Knowing how to dry and smoke meat, fish, or any other food is critical. And very few people build up food stores. It drove me crazy watching it, especially the seasons when they’re next to the ocean and could have made salt without much difficulty. They could have salted and smoked fish, or other game they hunted. Several of the contestants got to the point where they did, on occasion, have extra food. That should have been preserved.

Shelter Building

Everyone built a shelter, and almost everyone knew what they were doing when they built their shelter. They understood the basics. Most people got their shelter built and moved on though. If you’re in a long term survival situation, especially somewhere that gets cold, I’d be grabbing an extra branch every time I’m headed back to my shelter to add to the walls, roof, or to my bed. It takes little to no extra thought, but you’d be always improving insulation, cooking, and security always. Add a wood shed. Add a fence. Add a smoke house. Start to add mud or dirt to the outside of your shelter. A little bit every day adds up.

Staying Busy

If all you’re doing is staying in your tent in a storm, just staring at the satellite phone to get out of there, you will lose motivation and call home.
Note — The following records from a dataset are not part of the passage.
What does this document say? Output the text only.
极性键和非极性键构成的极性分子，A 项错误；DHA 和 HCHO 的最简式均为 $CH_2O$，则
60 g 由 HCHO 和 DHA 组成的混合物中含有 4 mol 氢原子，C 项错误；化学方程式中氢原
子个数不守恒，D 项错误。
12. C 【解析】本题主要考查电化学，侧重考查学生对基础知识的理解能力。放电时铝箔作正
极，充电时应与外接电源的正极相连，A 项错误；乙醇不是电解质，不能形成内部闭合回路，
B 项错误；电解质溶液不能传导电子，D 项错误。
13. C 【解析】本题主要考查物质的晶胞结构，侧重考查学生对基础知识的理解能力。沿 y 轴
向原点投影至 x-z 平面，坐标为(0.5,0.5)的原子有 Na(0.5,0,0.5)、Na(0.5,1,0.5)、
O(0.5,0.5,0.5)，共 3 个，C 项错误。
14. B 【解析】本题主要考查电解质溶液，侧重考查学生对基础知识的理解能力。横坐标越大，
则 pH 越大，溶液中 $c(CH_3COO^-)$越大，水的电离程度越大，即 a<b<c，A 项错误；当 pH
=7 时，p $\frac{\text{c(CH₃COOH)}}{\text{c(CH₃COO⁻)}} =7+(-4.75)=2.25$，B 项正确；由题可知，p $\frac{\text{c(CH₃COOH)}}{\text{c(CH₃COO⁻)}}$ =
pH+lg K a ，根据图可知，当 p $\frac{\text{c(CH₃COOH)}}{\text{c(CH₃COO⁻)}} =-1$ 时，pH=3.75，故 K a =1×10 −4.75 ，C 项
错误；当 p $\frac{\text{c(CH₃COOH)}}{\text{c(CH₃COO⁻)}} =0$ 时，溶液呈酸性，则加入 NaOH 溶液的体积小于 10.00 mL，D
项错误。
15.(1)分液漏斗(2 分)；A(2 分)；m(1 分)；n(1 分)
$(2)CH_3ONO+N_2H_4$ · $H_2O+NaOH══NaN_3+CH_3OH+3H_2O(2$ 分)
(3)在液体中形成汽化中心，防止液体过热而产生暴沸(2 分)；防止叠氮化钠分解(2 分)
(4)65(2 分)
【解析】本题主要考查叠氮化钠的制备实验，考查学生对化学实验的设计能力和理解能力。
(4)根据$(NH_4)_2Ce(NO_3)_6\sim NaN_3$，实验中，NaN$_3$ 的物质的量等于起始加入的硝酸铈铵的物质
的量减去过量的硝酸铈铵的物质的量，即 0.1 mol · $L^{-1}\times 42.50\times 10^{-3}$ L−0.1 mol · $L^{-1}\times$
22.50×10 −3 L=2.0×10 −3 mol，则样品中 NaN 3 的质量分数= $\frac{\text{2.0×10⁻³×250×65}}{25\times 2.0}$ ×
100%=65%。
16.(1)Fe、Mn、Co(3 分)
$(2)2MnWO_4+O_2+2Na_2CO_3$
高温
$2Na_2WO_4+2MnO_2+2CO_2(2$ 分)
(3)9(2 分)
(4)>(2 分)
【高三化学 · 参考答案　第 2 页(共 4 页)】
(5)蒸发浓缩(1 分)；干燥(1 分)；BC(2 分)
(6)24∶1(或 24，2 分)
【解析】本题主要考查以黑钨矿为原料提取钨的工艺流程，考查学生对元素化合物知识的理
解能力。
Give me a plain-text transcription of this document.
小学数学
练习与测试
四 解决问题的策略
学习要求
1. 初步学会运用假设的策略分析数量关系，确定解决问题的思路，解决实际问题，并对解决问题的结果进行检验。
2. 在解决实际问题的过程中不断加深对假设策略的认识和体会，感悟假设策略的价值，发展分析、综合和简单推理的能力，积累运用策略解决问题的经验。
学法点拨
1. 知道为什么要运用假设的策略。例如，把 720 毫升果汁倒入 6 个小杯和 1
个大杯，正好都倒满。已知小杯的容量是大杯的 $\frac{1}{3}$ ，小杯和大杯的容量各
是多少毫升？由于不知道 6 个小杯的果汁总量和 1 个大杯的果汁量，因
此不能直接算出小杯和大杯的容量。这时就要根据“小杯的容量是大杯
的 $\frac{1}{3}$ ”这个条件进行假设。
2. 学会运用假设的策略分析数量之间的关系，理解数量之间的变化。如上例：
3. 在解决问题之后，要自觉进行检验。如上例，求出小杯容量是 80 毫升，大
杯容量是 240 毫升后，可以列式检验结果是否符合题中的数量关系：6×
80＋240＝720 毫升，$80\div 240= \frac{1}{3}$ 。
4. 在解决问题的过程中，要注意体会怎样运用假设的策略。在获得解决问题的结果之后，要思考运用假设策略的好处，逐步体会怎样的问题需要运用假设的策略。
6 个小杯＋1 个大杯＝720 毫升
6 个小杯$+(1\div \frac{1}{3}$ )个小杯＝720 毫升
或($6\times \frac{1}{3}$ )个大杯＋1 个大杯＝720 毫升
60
I kept thinking the whole time they were just sitting around in their shelters, you could be making a basket, or a spoon, or a trap. There are so many things you could do to keep you motivated and to keep your mind and hands busy. Plus, at the end of the day once you’ve successfully made that thing, you also have a sense of accomplishment, which is crucial when you’re in the mental endurance game as much as the physical one.